The ME went back to the body and asked everyone standing around the shallow grave to move away and to give him some privacy. A minute later, he came back to where Jesse was standing.
“Until I get him on the table I can’t be one hundred percent sure, but I think he’s... intact.”
“Thanks, Doc.”
Lundquist came over to Jesse as the ME went back to his business. “What was that about?”
“I needed to know some things before informing the mother.”
“My case now, Jesse. My job, but if you want to come...”
“I think it would be a good idea. So tell me how he was found.”
“Marathoner was training before dawn. She tripped over the hand. Used her cell phone flashlight to see what she tripped over. Called nine-one-one.”
“And the Helton PD called you. Any ID on the body?”
“Nothing obvious. No wallet. No phone. When they get him to the morgue, they’ll be able to do a more thorough search.”

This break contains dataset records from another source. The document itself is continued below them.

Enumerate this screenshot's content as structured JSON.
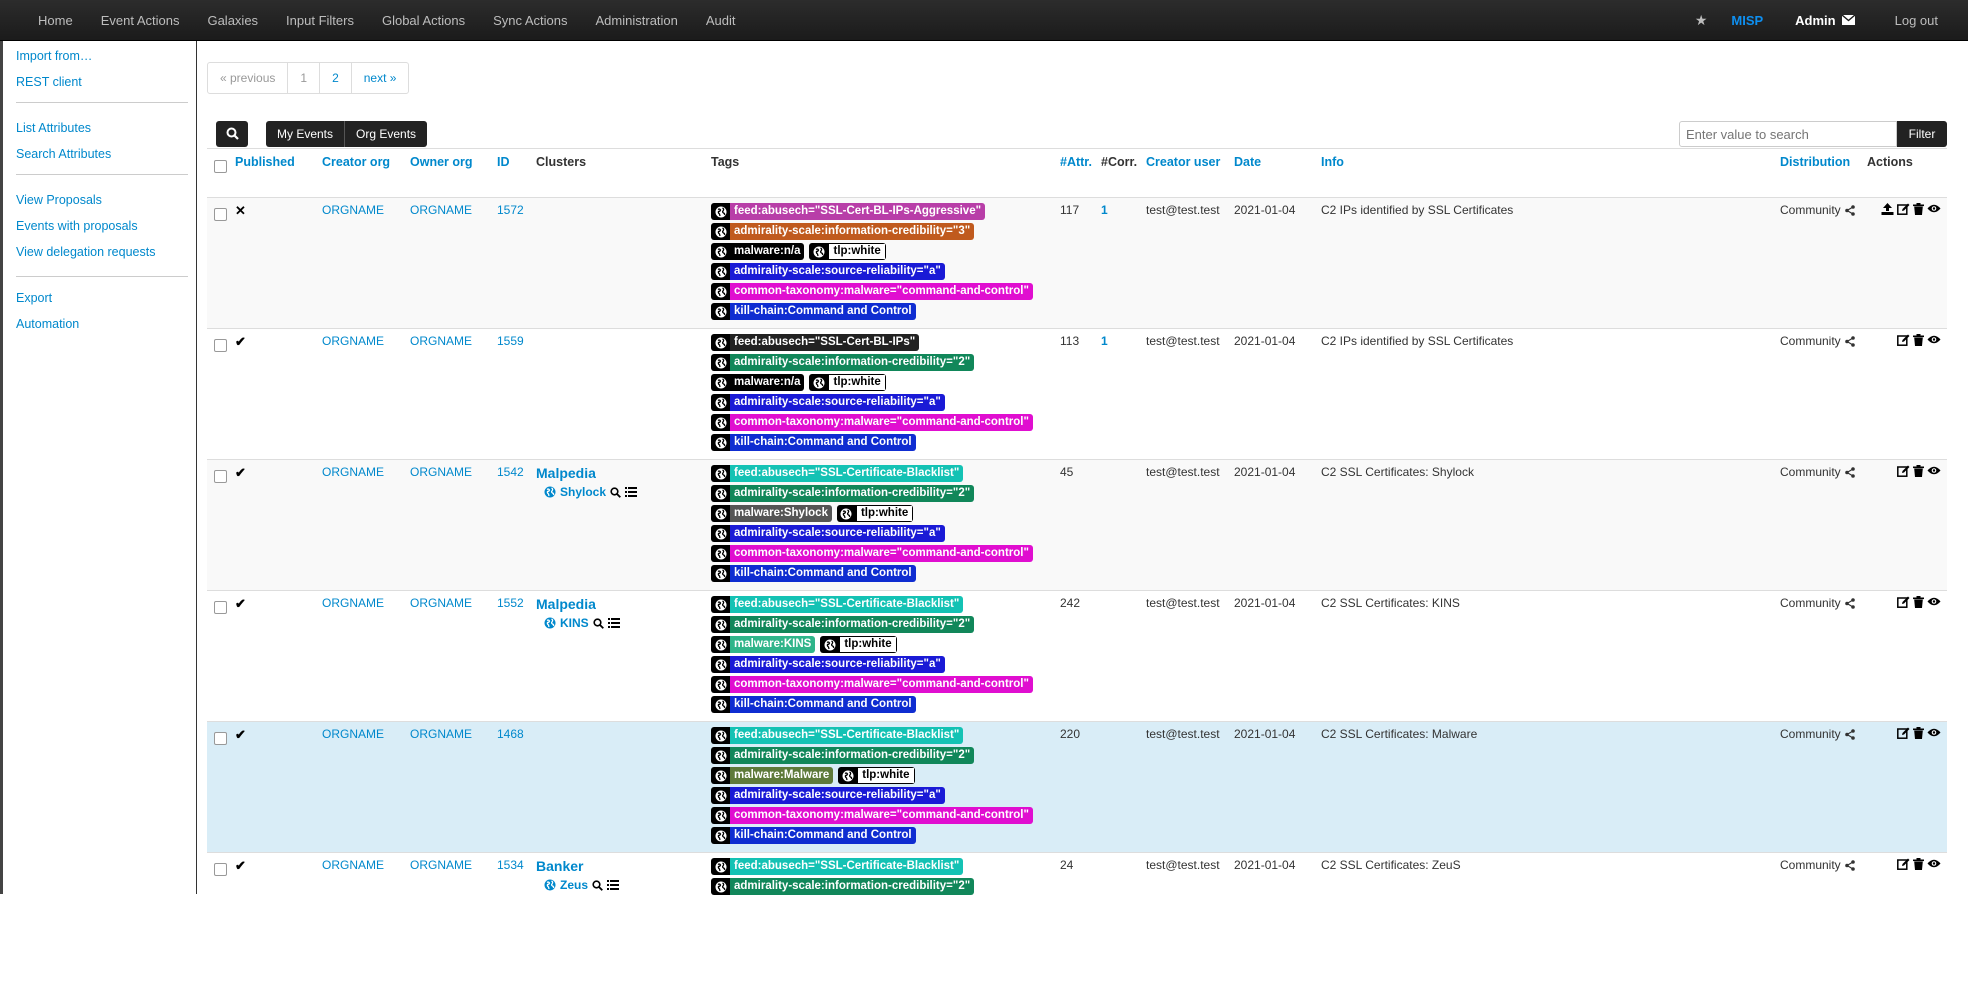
{
  "topnav": {
    "items": [
      "Home",
      "Event Actions",
      "Galaxies",
      "Input Filters",
      "Global Actions",
      "Sync Actions",
      "Administration",
      "Audit"
    ],
    "brand": "MISP",
    "user": "Admin",
    "logout": "Log out"
  },
  "sidebar": {
    "group1": [
      "Import from…",
      "REST client"
    ],
    "group2": [
      "List Attributes",
      "Search Attributes"
    ],
    "group3": [
      "View Proposals",
      "Events with proposals",
      "View delegation requests"
    ],
    "group4": [
      "Export",
      "Automation"
    ]
  },
  "pagination": {
    "prev": "« previous",
    "pages": [
      "1",
      "2"
    ],
    "next": "next »"
  },
  "toolbar": {
    "my_events": "My Events",
    "org_events": "Org Events",
    "search_placeholder": "Enter value to search",
    "filter": "Filter"
  },
  "table": {
    "headers": {
      "published": "Published",
      "creator_org": "Creator org",
      "owner_org": "Owner org",
      "id": "ID",
      "clusters": "Clusters",
      "tags": "Tags",
      "attr": "#Attr.",
      "corr": "#Corr.",
      "creator_user": "Creator user",
      "date": "Date",
      "info": "Info",
      "distribution": "Distribution",
      "actions": "Actions"
    },
    "rows": [
      {
        "published": "✕",
        "creator_org": "ORGNAME",
        "owner_org": "ORGNAME",
        "id": "1572",
        "cluster": "",
        "cluster_sub": "",
        "tags": [
          [
            {
              "text": "feed:abusech=\"SSL-Cert-BL-IPs-Aggressive\"",
              "color": "#b83ea8"
            }
          ],
          [
            {
              "text": "admirality-scale:information-credibility=\"3\"",
              "color": "#c05a1e"
            }
          ],
          [
            {
              "text": "malware:n/a",
              "color": "#000000"
            },
            {
              "text": "tlp:white",
              "color": "#ffffff",
              "light": true
            }
          ],
          [
            {
              "text": "admirality-scale:source-reliability=\"a\"",
              "color": "#1a1ad6"
            }
          ],
          [
            {
              "text": "common-taxonomy:malware=\"command-and-control\"",
              "color": "#e00ed0"
            }
          ],
          [
            {
              "text": "kill-chain:Command and Control",
              "color": "#0f2dd1"
            }
          ]
        ],
        "attr": "117",
        "corr": "1",
        "creator_user": "test@test.test",
        "date": "2021-01-04",
        "info": "C2 IPs identified by SSL Certificates",
        "distribution": "Community",
        "publish_action": true
      },
      {
        "published": "✔",
        "creator_org": "ORGNAME",
        "owner_org": "ORGNAME",
        "id": "1559",
        "cluster": "",
        "cluster_sub": "",
        "tags": [
          [
            {
              "text": "feed:abusech=\"SSL-Cert-BL-IPs\"",
              "color": "#222222"
            }
          ],
          [
            {
              "text": "admirality-scale:information-credibility=\"2\"",
              "color": "#11875a"
            }
          ],
          [
            {
              "text": "malware:n/a",
              "color": "#000000"
            },
            {
              "text": "tlp:white",
              "color": "#ffffff",
              "light": true
            }
          ],
          [
            {
              "text": "admirality-scale:source-reliability=\"a\"",
              "color": "#1a1ad6"
            }
          ],
          [
            {
              "text": "common-taxonomy:malware=\"command-and-control\"",
              "color": "#e00ed0"
            }
          ],
          [
            {
              "text": "kill-chain:Command and Control",
              "color": "#0f2dd1"
            }
          ]
        ],
        "attr": "113",
        "corr": "1",
        "creator_user": "test@test.test",
        "date": "2021-01-04",
        "info": "C2 IPs identified by SSL Certificates",
        "distribution": "Community",
        "publish_action": false
      },
      {
        "published": "✔",
        "creator_org": "ORGNAME",
        "owner_org": "ORGNAME",
        "id": "1542",
        "cluster": "Malpedia",
        "cluster_sub": "Shylock",
        "tags": [
          [
            {
              "text": "feed:abusech=\"SSL-Certificate-Blacklist\"",
              "color": "#14c2b4"
            }
          ],
          [
            {
              "text": "admirality-scale:information-credibility=\"2\"",
              "color": "#11875a"
            }
          ],
          [
            {
              "text": "malware:Shylock",
              "color": "#555555"
            },
            {
              "text": "tlp:white",
              "color": "#ffffff",
              "light": true
            }
          ],
          [
            {
              "text": "admirality-scale:source-reliability=\"a\"",
              "color": "#1a1ad6"
            }
          ],
          [
            {
              "text": "common-taxonomy:malware=\"command-and-control\"",
              "color": "#e00ed0"
            }
          ],
          [
            {
              "text": "kill-chain:Command and Control",
              "color": "#0f2dd1"
            }
          ]
        ],
        "attr": "45",
        "corr": "",
        "creator_user": "test@test.test",
        "date": "2021-01-04",
        "info": "C2 SSL Certificates: Shylock",
        "distribution": "Community",
        "publish_action": false
      },
      {
        "published": "✔",
        "creator_org": "ORGNAME",
        "owner_org": "ORGNAME",
        "id": "1552",
        "cluster": "Malpedia",
        "cluster_sub": "KINS",
        "tags": [
          [
            {
              "text": "feed:abusech=\"SSL-Certificate-Blacklist\"",
              "color": "#14c2b4"
            }
          ],
          [
            {
              "text": "admirality-scale:information-credibility=\"2\"",
              "color": "#11875a"
            }
          ],
          [
            {
              "text": "malware:KINS",
              "color": "#2fb58a"
            },
            {
              "text": "tlp:white",
              "color": "#ffffff",
              "light": true
            }
          ],
          [
            {
              "text": "admirality-scale:source-reliability=\"a\"",
              "color": "#1a1ad6"
            }
          ],
          [
            {
              "text": "common-taxonomy:malware=\"command-and-control\"",
              "color": "#e00ed0"
            }
          ],
          [
            {
              "text": "kill-chain:Command and Control",
              "color": "#0f2dd1"
            }
          ]
        ],
        "attr": "242",
        "corr": "",
        "creator_user": "test@test.test",
        "date": "2021-01-04",
        "info": "C2 SSL Certificates: KINS",
        "distribution": "Community",
        "publish_action": false
      },
      {
        "published": "✔",
        "creator_org": "ORGNAME",
        "owner_org": "ORGNAME",
        "id": "1468",
        "cluster": "",
        "cluster_sub": "",
        "tags": [
          [
            {
              "text": "feed:abusech=\"SSL-Certificate-Blacklist\"",
              "color": "#14c2b4"
            }
          ],
          [
            {
              "text": "admirality-scale:information-credibility=\"2\"",
              "color": "#11875a"
            }
          ],
          [
            {
              "text": "malware:Malware",
              "color": "#5e7a3a"
            },
            {
              "text": "tlp:white",
              "color": "#ffffff",
              "light": true
            }
          ],
          [
            {
              "text": "admirality-scale:source-reliability=\"a\"",
              "color": "#1a1ad6"
            }
          ],
          [
            {
              "text": "common-taxonomy:malware=\"command-and-control\"",
              "color": "#e00ed0"
            }
          ],
          [
            {
              "text": "kill-chain:Command and Control",
              "color": "#0f2dd1"
            }
          ]
        ],
        "attr": "220",
        "corr": "",
        "creator_user": "test@test.test",
        "date": "2021-01-04",
        "info": "C2 SSL Certificates: Malware",
        "distribution": "Community",
        "publish_action": false,
        "highlight": true
      },
      {
        "published": "✔",
        "creator_org": "ORGNAME",
        "owner_org": "ORGNAME",
        "id": "1534",
        "cluster": "Banker",
        "cluster_sub": "Zeus",
        "tags": [
          [
            {
              "text": "feed:abusech=\"SSL-Certificate-Blacklist\"",
              "color": "#14c2b4"
            }
          ],
          [
            {
              "text": "admirality-scale:information-credibility=\"2\"",
              "color": "#11875a"
            }
          ]
        ],
        "attr": "24",
        "corr": "",
        "creator_user": "test@test.test",
        "date": "2021-01-04",
        "info": "C2 SSL Certificates: ZeuS",
        "distribution": "Community",
        "publish_action": false
      }
    ]
  }
}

Jesse gave Lundquist the Walterses’ address in Paradise and filled him in on the recent domestic abuse situation.
“We have to be careful when we enter. The husband is the kid’s stepfather and he’s a handful. We had him on an illegal weapons charge, but the wife claimed the gun was hers.”
“Like that, huh?”
“Just like that.”
Lundquist said, “I’ll take her to identify the body. Maybe she’ll let her guard down around me.”
Jesse agreed. He went back to the shallow grave with Lundquist and took one more look at Chris Grimm. As far as he was concerned, Grimm was Paradise’s second drug casualty. He may have been the one to supply Heather with the drugs, but Jesse believed not even Patti and Steve Mackey would have wanted the Grimm kid to die the way he had.